Betere balans tussen EBITDA en klantwaarde
De verzekeringsmarkt heeft de afgelopen jaren steeds meer te maken gekregen met externe investeerders die hun geld in de sector steken. Fusies en overnames zijn aan de orde van de dag, vaak met als doel schaalvoordelen en rendement op korte termijn. Maar deze focus op snelle winstmaximalisatie roept vragen op over de langetermijnwaarde voor de klant. “Soms stappen geldverstrekkers in met de gedachte dat ze binnen een paar jaar het drievoudige rendement kunnen halen. Maar als je puur gefocust bent op EBITDA en rendement, wat betekent dat dan voor de klant en de medewerkers?” stelt Van der Helm. Hij pleit ervoor niet alleen de financiële resultaten, maar ook de impact op de klant centraal te stellen. “Geld en EBITDA wegen vaak zwaarder dan de factor klant. Daar zou meer balans in mogen komen.”
De opmars van buitenlandse verzekeraars
De invloed van buitenlandse verzekeraars op de Nederlandse markt neemt toe, met name binnen de beursverzekeringen. “Als je kijkt naar de Nederlandse beursmarkt, is meer dan 80% van het verzekerde volume afkomstig van buitenlandse partijen. En dat aandeel groeit eerder dan dat het afneemt,” merkt Van der Helm op. De reden hiervoor ligt volgens hem in de complexiteit en omvang van de risico’s die verzekerd worden. “Nederlandse verzekeraars zoals Nationale-Nederlanden en a.s.r. richten zich voornamelijk op het MKB- en mid-corporatesegment. De echt grote en complexe risico’s vragen vaak om expertise en capaciteit die je eerder bij buitenlandse verzekeraars vindt.”
Directe samenwerking met herverzekeraars: kans of uitdaging?

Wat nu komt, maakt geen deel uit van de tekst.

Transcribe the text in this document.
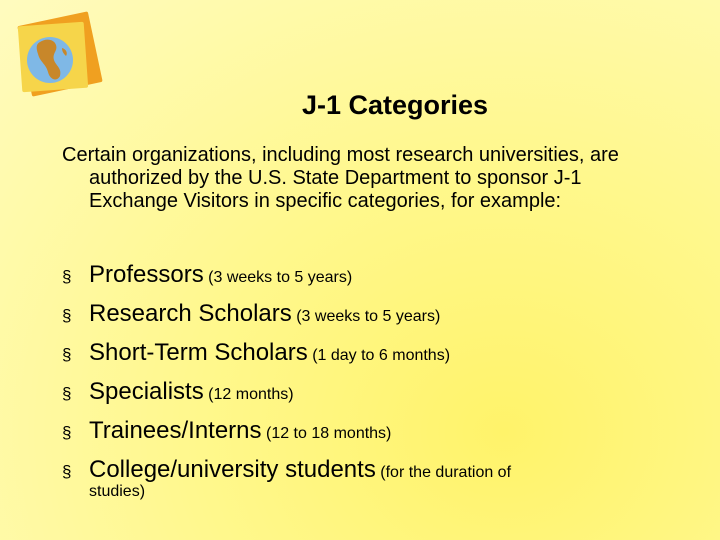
J-1 Categories
Certain organizations, including most research universities, are authorized by the U.S. State Department to sponsor J-1 Exchange Visitors in specific categories, for example:
§ Professors (3 weeks to 5 years)
§ Research Scholars (3 weeks to 5 years)
§ Short-Term Scholars (1 day to 6 months)
§ Specialists (12 months)
§ Trainees/Interns (12 to 18 months)
§ College/university students (for the duration of
studies)
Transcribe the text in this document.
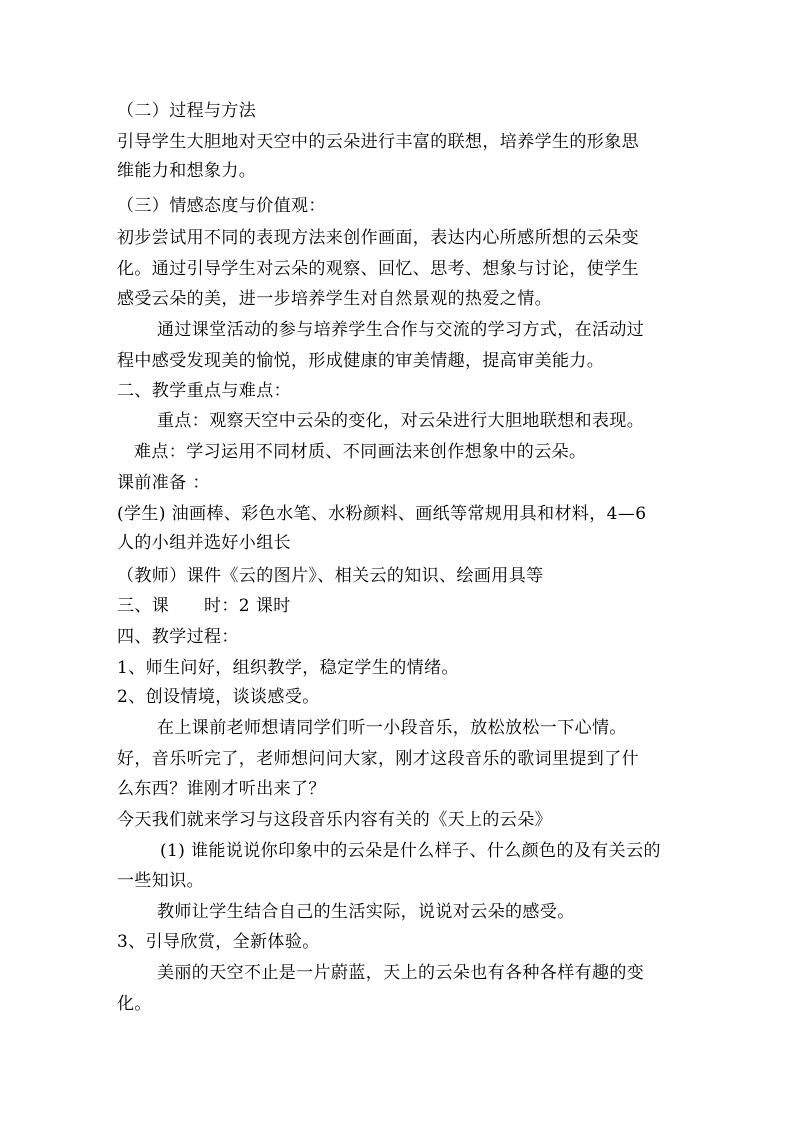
（二）过程与方法
引导学生大胆地对天空中的云朵进行丰富的联想，培养学生的形象思
维能力和想象力。
（三）情感态度与价值观：
初步尝试用不同的表现方法来创作画面，表达内心所感所想的云朵变
化。通过引导学生对云朵的观察、回忆、思考、想象与讨论，使学生
感受云朵的美，进一步培养学生对自然景观的热爱之情。
通过课堂活动的参与培养学生合作与交流的学习方式，在活动过
程中感受发现美的愉悦，形成健康的审美情趣，提高审美能力。
二、教学重点与难点：
重点：观察天空中云朵的变化，对云朵进行大胆地联想和表现。
难点：学习运用不同材质、不同画法来创作想象中的云朵。
课前准备 ：
(学生) 油画棒、彩色水笔、水粉颜料、画纸等常规用具和材料，4—6
人的小组并选好小组长
（教师）课件《云的图片》、相关云的知识、绘画用具等
三、课　　时：2 课时
四、教学过程：
1、师生问好，组织教学，稳定学生的情绪。
2、创设情境，谈谈感受。
在上课前老师想请同学们听一小段音乐，放松放松一下心情。
好，音乐听完了，老师想问问大家，刚才这段音乐的歌词里提到了什
么东西？谁刚才听出来了？
今天我们就来学习与这段音乐内容有关的《天上的云朵》
(1) 谁能说说你印象中的云朵是什么样子、什么颜色的及有关云的
一些知识。
教师让学生结合自己的生活实际，说说对云朵的感受。
3、引导欣赏，全新体验。
美丽的天空不止是一片蔚蓝，天上的云朵也有各种各样有趣的变
化。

Al jaren wordt gespeculeerd dat intermediairs in de toekomst rechtstreeks zaken zullen doen met herverzekeraars, zonder tussenkomst van verzekeraars. Van der Helm ziet dat dit deels al gebeurt, maar (nog) niet op grote schaal. “Het verhaal dat intermediairs de verzekeraars zullen omzeilen en rechtstreeks met herverzekeraars in zee gaan, hoor ik al zes à zeven jaar. En toch is het nog niet doorgebroken.” Volgens hem spelen verschillende factoren een rol. “Intermediairs hebben baat bij een goede relatie met verzekeraars, aangezien zij nog steeds afhankelijk zijn van hun producten en ondersteuning. Een directe samenwerking met herverzekeraars zou deze verhoudingen kunnen verstoren, wat veel intermediairs terughoudend maakt om die stap te zetten. Aan de andere kant willen herverzekeraars ook geen spanningen creëren met de verzekeraars, die nog altijd een belangrijke rol spelen in de distributieketen. Bovendien is het technisch en juridisch een complexe operatie om direct met herverzekeraars te werken, wat de drempel verder verhoogt. Daarom verwacht Van der Helm dat, los van enkele initiatieven, deze ontwikkeling de komende jaren geen grote verschuiving teweeg zal brengen."
De steeds complexere verzekeringsmarkt
De verzekeringsmarkt is in de afgelopen decennia steeds complexer geworden. “Vroeger was ons vak eenvoudiger,” aldus Van der Helm. “Je had een tussenpersoon die de klant bediende en een verzekeraar die de risico’s droeg. Toen kwamen allerlei soorten volmachten en serviceproviders, en dat bracht al een extra laag aan in complexiteit. Daarna kwamen pools en nu is er in de zakelijke markt steeds meer een vermenging met co-assurantie. Het loopt steeds meer in elkaar over.” Deze hybride structuren maken het soms lastig te bepalen waar de scheidslijn ligt. “Wat is nu precies volmacht of beurs? Wat doet een intermediair? En wat is de rol van de (her)verzekeraar?” Volgens Van der Helm is er sprake van een geleidelijke, creatieve evolutie in de markt, waarbij traditionele rollen en kanalen steeds meer vervagen.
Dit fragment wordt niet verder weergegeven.